The authority upon which the Canada Customs and Revenue Agency (CCRA) relies to access funds contained in Registered Retirement Savings Plans (RRSPs) and Registered Retirement Income Funds (RRIFs) is based in section 224 of the Income Tax Act and section 317 of the Excise Tax Act. The CCRA’s authority is not based on court decisions; however, in general terms, court decisions help to clarify the interpretation of legislation.
The policy of the CCRA is that RRSPs and RRIFs are collection avenues of last resort. Attempts to seize funds in a RRSP or RRIF will normally only be taken when other avenues of collection have failed.
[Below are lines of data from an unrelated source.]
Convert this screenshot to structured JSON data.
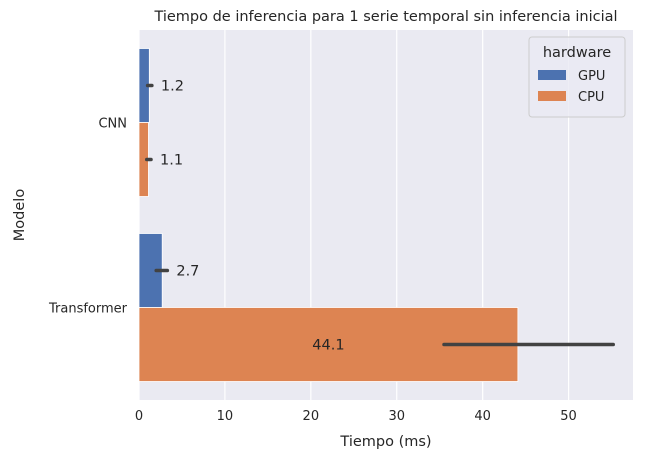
{
  "chart_data": {
    "type": "bar",
    "orientation": "horizontal",
    "title": "Tiempo de inferencia para 1 serie temporal sin inferencia inicial",
    "xlabel": "Tiempo (ms)",
    "ylabel": "Modelo",
    "xlim": [
      0,
      57.5
    ],
    "xticks": [
      0,
      10,
      20,
      30,
      40,
      50
    ],
    "grid": true,
    "categories": [
      "CNN",
      "Transformer"
    ],
    "legend": {
      "title": "hardware",
      "placement": "top-right"
    },
    "series": [
      {
        "name": "GPU",
        "color": "#4c72b0",
        "values": [
          1.2,
          2.7
        ],
        "error": [
          [
            1.0,
            1.5
          ],
          [
            2.0,
            3.3
          ]
        ],
        "labels": [
          "1.2",
          "2.7"
        ]
      },
      {
        "name": "CPU",
        "color": "#dd8452",
        "values": [
          1.1,
          44.1
        ],
        "error": [
          [
            0.9,
            1.4
          ],
          [
            35.5,
            55.2
          ]
        ],
        "labels": [
          "1.1",
          "44.1"
        ]
      }
    ]
  }
}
Furthermore, such actions are only taken on certain types of RRSPs, specifically those containing conditions which allow policy holders to withdraw funds in a plan on request, in the same manner individuals would withdraw funds from their bank account.
The courts have consistently found that those RRSPs and RRIFs containing conditions that lock-in the funds for the specific purpose of providing the policy holder with a retirement savings plan on reaching a certain age, or which contain suitable life-insurance or annuity components, are beyond the reach of all creditors, including the CCRA.
The foregoing is applicable to tax debtors of all provinces, although the CCRA will take into consideration provincial legislation relating to life insurance and annuities.